More dates will follow soon.

Großes Haus
Premiere
#BEkatzelmacher

1968 schreibt Rainer Werner Fassbinder für sein Münchner Action-Theater ein Stück über eine west deutsche Jugend in einem Münchner Vorort und deren Engstirnigkeit. Während landauf, landab die 68er-Bewegung politische und ästhetische Neuanfänge fordert, bedient sich der 22-jährige Fassbinder für "Katzelmacher" einer überraschenden ästhetischen Form: Dem Volksstück. Zu Zeiten des antifaschistischen Dokumentartheaters von Peter Weiß und Peter Handkes performativ- postdramatischen Textcollagen bemüht der junge Autor und Regisseur damit ein beinahe anachronistisches Textgenre. Dieses dient Fassbinder als soziale Folie für ein politisch dringliches und aufgeheiztes Thema: Die BRD und ihre sogenannten Gastarbeiterinnen und Gastarbeiter. Fassbinder legt mit "Katzelmacher" den Finger in die Wunde globalisierter Arbeitsmigration und rückt deren rassistische und ausbeuterische Kehrseite in den Fokus.

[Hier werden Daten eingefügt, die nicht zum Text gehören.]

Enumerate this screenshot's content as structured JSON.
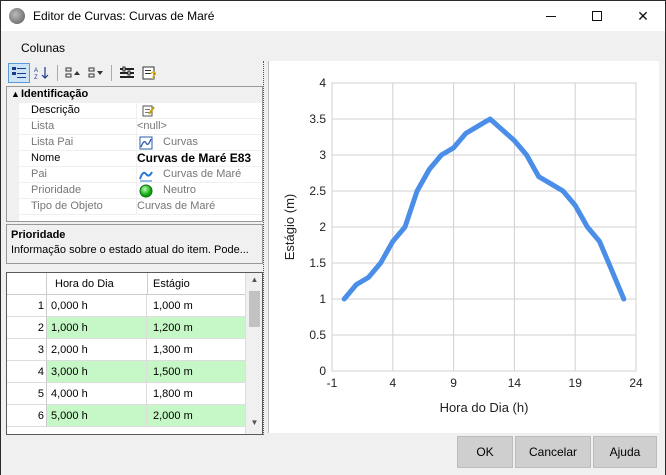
{
  "window": {
    "title": "Editor de Curvas: Curvas de Maré"
  },
  "menu": {
    "items": [
      "Colunas"
    ]
  },
  "propgrid": {
    "category": "Identificação",
    "rows": [
      {
        "name": "Descrição",
        "value": ""
      },
      {
        "name": "Lista",
        "value": "<null>"
      },
      {
        "name": "Lista Pai",
        "value": "Curvas"
      },
      {
        "name": "Nome",
        "value": "Curvas de Maré E83"
      },
      {
        "name": "Pai",
        "value": "Curvas de Maré"
      },
      {
        "name": "Prioridade",
        "value": "Neutro"
      },
      {
        "name": "Tipo de Objeto",
        "value": "Curvas de Maré"
      }
    ]
  },
  "description": {
    "title": "Prioridade",
    "text": "Informação sobre o estado atual do item. Pode..."
  },
  "grid": {
    "headers": [
      "Hora do Dia",
      "Estágio"
    ],
    "rows": [
      {
        "num": "1",
        "hora": "0,000 h",
        "estagio": "1,000 m"
      },
      {
        "num": "2",
        "hora": "1,000 h",
        "estagio": "1,200 m"
      },
      {
        "num": "3",
        "hora": "2,000 h",
        "estagio": "1,300 m"
      },
      {
        "num": "4",
        "hora": "3,000 h",
        "estagio": "1,500 m"
      },
      {
        "num": "5",
        "hora": "4,000 h",
        "estagio": "1,800 m"
      },
      {
        "num": "6",
        "hora": "5,000 h",
        "estagio": "2,000 m"
      }
    ]
  },
  "buttons": {
    "ok": "OK",
    "cancel": "Cancelar",
    "help": "Ajuda"
  },
  "colors": {
    "series": "#4a8ee8",
    "alt_row": "#c6f7c6"
  },
  "chart_data": {
    "type": "line",
    "xlabel": "Hora do Dia (h)",
    "ylabel": "Estágio (m)",
    "xlim": [
      -1,
      24
    ],
    "ylim": [
      0,
      4
    ],
    "xticks": [
      "-1",
      "4",
      "9",
      "14",
      "19",
      "24"
    ],
    "yticks": [
      "0",
      "0.5",
      "1",
      "1.5",
      "2",
      "2.5",
      "3",
      "3.5",
      "4"
    ],
    "grid": true,
    "series": [
      {
        "x": [
          0,
          1,
          2,
          3,
          4,
          5,
          6,
          7,
          8,
          9,
          10,
          11,
          12,
          13,
          14,
          15,
          16,
          17,
          18,
          19,
          20,
          21,
          22,
          23
        ],
        "y": [
          1.0,
          1.2,
          1.3,
          1.5,
          1.8,
          2.0,
          2.5,
          2.8,
          3.0,
          3.1,
          3.3,
          3.4,
          3.5,
          3.35,
          3.2,
          3.0,
          2.7,
          2.6,
          2.5,
          2.3,
          2.0,
          1.8,
          1.4,
          1.0
        ]
      }
    ]
  }
}
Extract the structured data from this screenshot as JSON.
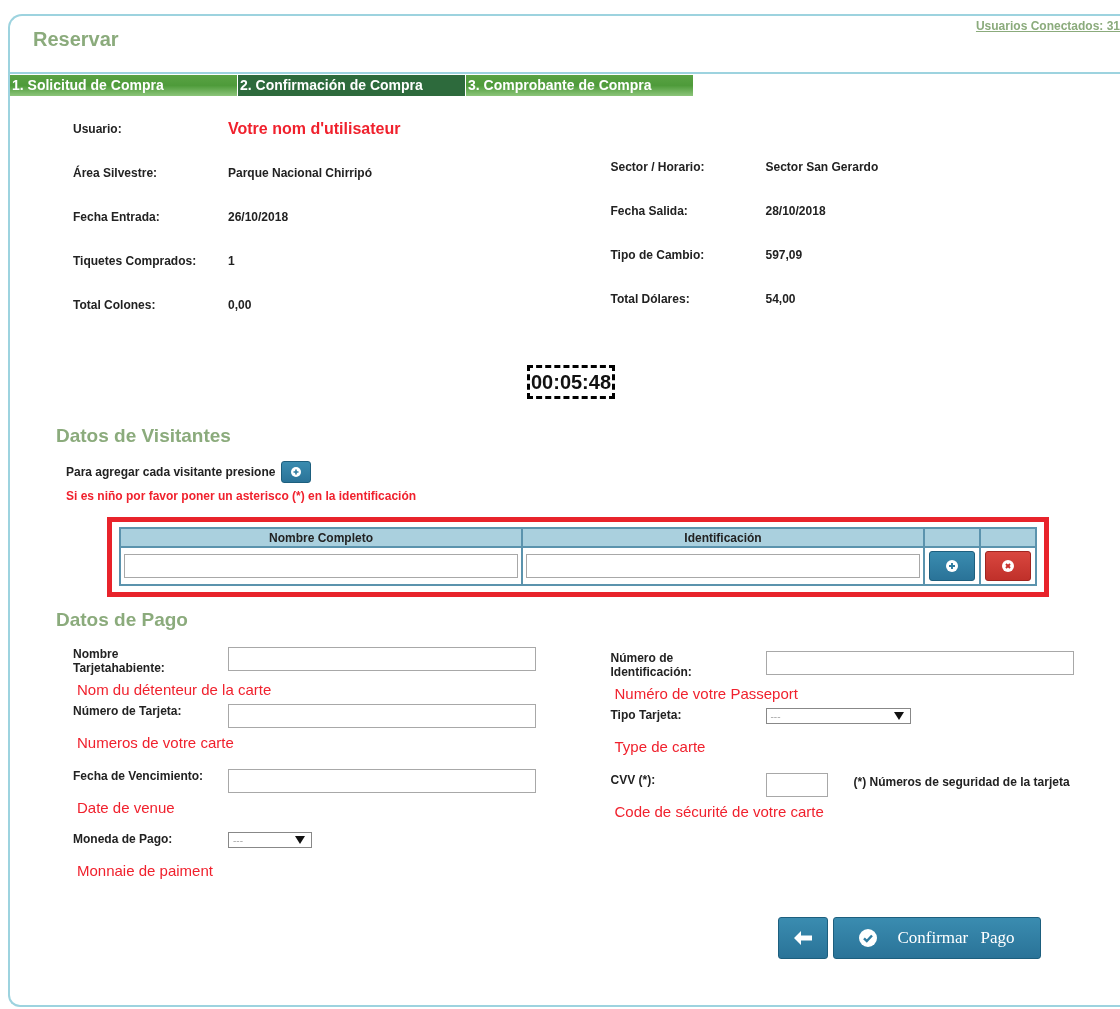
{
  "header": {
    "title": "Reservar",
    "connected_link": "Usuarios Conectados: 31"
  },
  "steps": [
    {
      "label": "1. Solicitud de Compra",
      "selected": false
    },
    {
      "label": "2. Confirmación de Compra",
      "selected": true
    },
    {
      "label": "3. Comprobante de Compra",
      "selected": false
    }
  ],
  "summary": {
    "user_label": "Usuario:",
    "user_value": "Votre nom d'utilisateur",
    "left": [
      {
        "label": "Área Silvestre:",
        "value": "Parque Nacional Chirripó"
      },
      {
        "label": "Fecha Entrada:",
        "value": "26/10/2018"
      },
      {
        "label": "Tiquetes Comprados:",
        "value": "1"
      },
      {
        "label": "Total Colones:",
        "value": "0,00"
      }
    ],
    "right": [
      {
        "label": "Sector / Horario:",
        "value": "Sector San Gerardo"
      },
      {
        "label": "Fecha Salida:",
        "value": "28/10/2018"
      },
      {
        "label": "Tipo de Cambio:",
        "value": "597,09"
      },
      {
        "label": "Total Dólares:",
        "value": "54,00"
      }
    ]
  },
  "timer": "00:05:48",
  "visitors": {
    "title": "Datos de Visitantes",
    "instruction": "Para agregar cada visitante presione",
    "child_note": "Si es niño por favor poner un asterisco (*) en la identificación",
    "columns": [
      "Nombre Completo",
      "Identificación"
    ]
  },
  "payment": {
    "title": "Datos de Pago",
    "left": [
      {
        "label": "Nombre Tarjetahabiente:",
        "kind": "text",
        "note": "Nom du détenteur de la carte"
      },
      {
        "label": "Número de Tarjeta:",
        "kind": "text",
        "note": "Numeros de votre carte"
      },
      {
        "label": "Fecha de Vencimiento:",
        "kind": "text",
        "note": "Date de venue"
      },
      {
        "label": "Moneda de Pago:",
        "kind": "select",
        "value": "---",
        "note": "Monnaie de paiment"
      }
    ],
    "right": [
      {
        "label": "Número de Identificación:",
        "kind": "text",
        "note": "Numéro de votre Passeport"
      },
      {
        "label": "Tipo Tarjeta:",
        "kind": "select",
        "value": "---",
        "note": "Type de carte"
      },
      {
        "label": "CVV (*):",
        "kind": "short",
        "hint": "(*) Números de seguridad de la tarjeta",
        "note": "Code de sécurité de votre carte"
      }
    ]
  },
  "confirm_button": "Confirmar Pago"
}
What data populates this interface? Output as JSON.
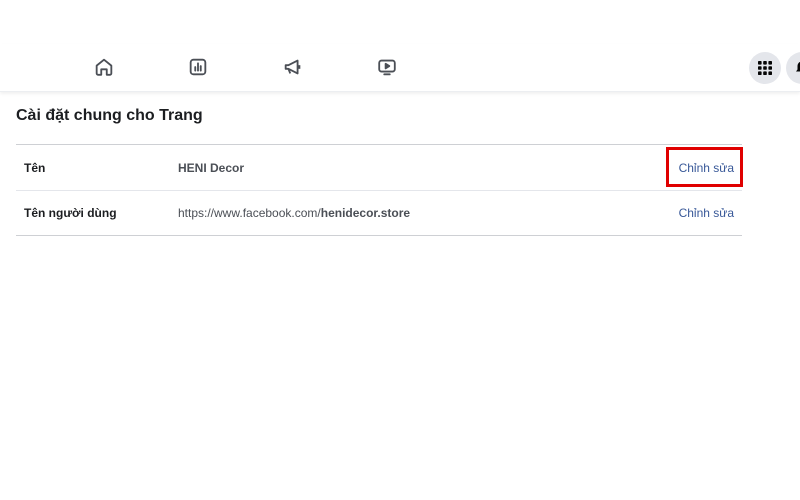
{
  "nav": {
    "icons": [
      "home-icon",
      "insights-icon",
      "megaphone-icon",
      "video-icon"
    ],
    "right": [
      "grid-menu-icon",
      "notification-icon"
    ]
  },
  "page": {
    "title": "Cài đặt chung cho Trang"
  },
  "settings": {
    "rows": [
      {
        "label": "Tên",
        "value": "HENI Decor",
        "action": "Chỉnh sửa"
      },
      {
        "label": "Tên người dùng",
        "value_prefix": "https://www.facebook.com/",
        "value_strong": "henidecor.store",
        "action": "Chỉnh sửa"
      }
    ]
  },
  "colors": {
    "link": "#385898",
    "highlight": "#e00000",
    "icon": "#65676b"
  }
}
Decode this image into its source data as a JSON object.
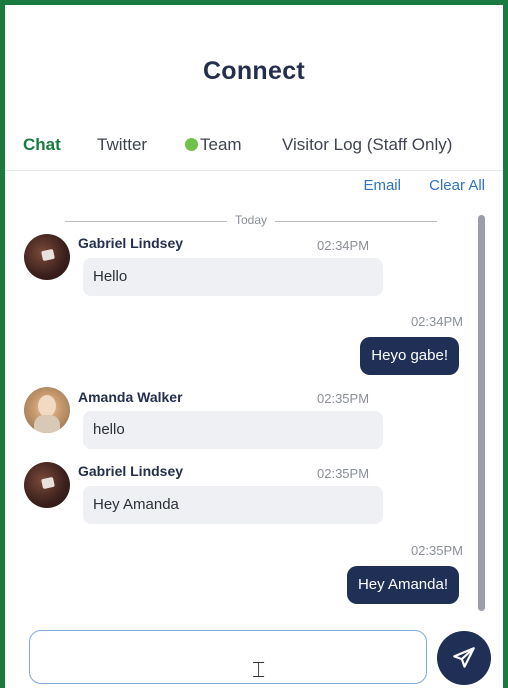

Die Jugendlichen werden aus ihrem tristen Alltagstrott herausgerissen, als der Grieche Jorgos zu ihnen stößt. Die Anwesenheit des Fremden als Kollege und Mitbürger löst eine komplexe Gemengelage an Gefühlen und Reaktionen im kleinbürgerlichen Milieu aus: Frustration, Faszination, Abstiegsangst, Anziehung und Konkurrenz. Katzelmacher fächert die komplexen Mechanismen gesellschaftlichen Ausschlusses weit auf und fragt nach den sozioökonomischen Bedingungen eines sozialen Miteinanders in einer ungleichen Welt.

Michael Thalheimer setzt mit Katzelmacher seine Auseinandersetzung mit Mechanismen von Ausgrenzung und Gewalt fort.